仮想通貨に関する課税関係(法人税)
速報 平成31年度(2019年度)税制改正解説
1. 改正の概要
法人が期末に保有する仮想通貨の評価方法及び仮想通貨を譲渡した場合の譲渡原価の算出方法等について、下記の改正が行われる。
(1) 評価方法
企業会計基準委員会(ASBJ)より2018年3月に公表された「資金決済法における仮想通貨の会計処理等に関する当面の取扱い」において会計上の取扱いが決まったことに伴い、法人税法においても、期末に保有する仮想通貨の評価方法が以下のとおり定められる。
会計上 | 法人税法上 | |
活発な市場が存在する仮想通貨 | 時価法(※1) | 時価法(※1) |
活発な市場が存在しない仮想通貨 | 切放し低価法(※2) | 原価法(※3) |
(※1)帳簿価格と期末時点の時価との差額について評価損益を計上する方法。
(※2)期末における処分見込価額が取得原価を下回る場合に、当期処分見込価額を貸借対照表価額とする方法。
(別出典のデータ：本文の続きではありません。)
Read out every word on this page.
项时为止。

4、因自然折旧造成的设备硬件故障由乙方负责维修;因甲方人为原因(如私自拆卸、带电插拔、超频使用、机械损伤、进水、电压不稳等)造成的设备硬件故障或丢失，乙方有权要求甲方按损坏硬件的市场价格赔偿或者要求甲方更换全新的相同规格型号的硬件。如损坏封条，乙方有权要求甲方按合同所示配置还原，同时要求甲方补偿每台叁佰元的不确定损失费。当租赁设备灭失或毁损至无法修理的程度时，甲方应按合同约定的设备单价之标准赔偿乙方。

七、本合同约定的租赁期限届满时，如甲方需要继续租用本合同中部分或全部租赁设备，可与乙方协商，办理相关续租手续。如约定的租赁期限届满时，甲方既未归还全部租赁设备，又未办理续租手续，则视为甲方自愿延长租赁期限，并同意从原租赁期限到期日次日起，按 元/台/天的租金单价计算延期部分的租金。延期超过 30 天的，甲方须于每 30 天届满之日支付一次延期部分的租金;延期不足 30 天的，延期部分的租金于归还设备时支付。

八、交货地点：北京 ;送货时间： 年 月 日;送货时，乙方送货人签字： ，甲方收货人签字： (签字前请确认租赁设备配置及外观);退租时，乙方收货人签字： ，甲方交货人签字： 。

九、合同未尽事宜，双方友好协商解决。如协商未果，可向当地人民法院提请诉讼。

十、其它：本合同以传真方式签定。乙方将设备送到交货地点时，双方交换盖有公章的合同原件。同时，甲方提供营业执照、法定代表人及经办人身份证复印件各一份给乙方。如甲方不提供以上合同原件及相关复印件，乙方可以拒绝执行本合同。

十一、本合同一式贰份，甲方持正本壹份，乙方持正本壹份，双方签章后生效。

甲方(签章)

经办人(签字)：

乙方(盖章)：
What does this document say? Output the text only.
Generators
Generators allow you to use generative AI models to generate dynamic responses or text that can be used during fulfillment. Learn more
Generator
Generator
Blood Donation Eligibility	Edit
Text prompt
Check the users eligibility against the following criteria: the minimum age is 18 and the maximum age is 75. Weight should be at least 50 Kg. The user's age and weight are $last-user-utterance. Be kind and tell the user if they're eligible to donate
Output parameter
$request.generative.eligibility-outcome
(※3)改正案において評価方法について言及がないため、法人税法の評価損益不算入の原則により原価法となる。
(2) 譲渡原価の算出方法
仮想通貨の譲渡に係る原価の額を計算する場合における一単位当たりの帳簿価額の算出方法を移動平均法又は総平均法による原価法とし、法定算出方法を移動平均法による原価法とする。
(3) 譲渡損益の計上時期
法人が仮想通貨の譲渡をした場合の譲渡損益については、その譲渡に係る契約をした日の属する事業年度に計上する。
(4) みなし決済
法人が事業年度末に有する未決済の仮想通貨の信用取引等については、事業年度末に決済したものとみなして計算した 損益相当額を計上する。
2. 適用時期
2019年4月1日以後に終了する事業年度
3. 実務上の留意点
2019年4月1日前に開始し、かつ、同日以後に終了する事業年度については、仮想通貨を会計上時価評価していない場合には、上記1.(1)及び(4)を適用しないことができる経過措置が講じられる。
内容につきましては、「平成31年度税制改正大綱」に基づき、情報の提供を目的として、一般的な概要をまとめたものです。そのため、今後国会に提出される予定の法案等を確認する必要があり、当該法案等において本資料に記載した内容とは異なる内容が制定される場合もありますのでご留意ください。対策の立案・実行は専門家にもご相談のうえ、ご自身の責任において取り組んでいただきますよう、よろしくお願い申し上げます。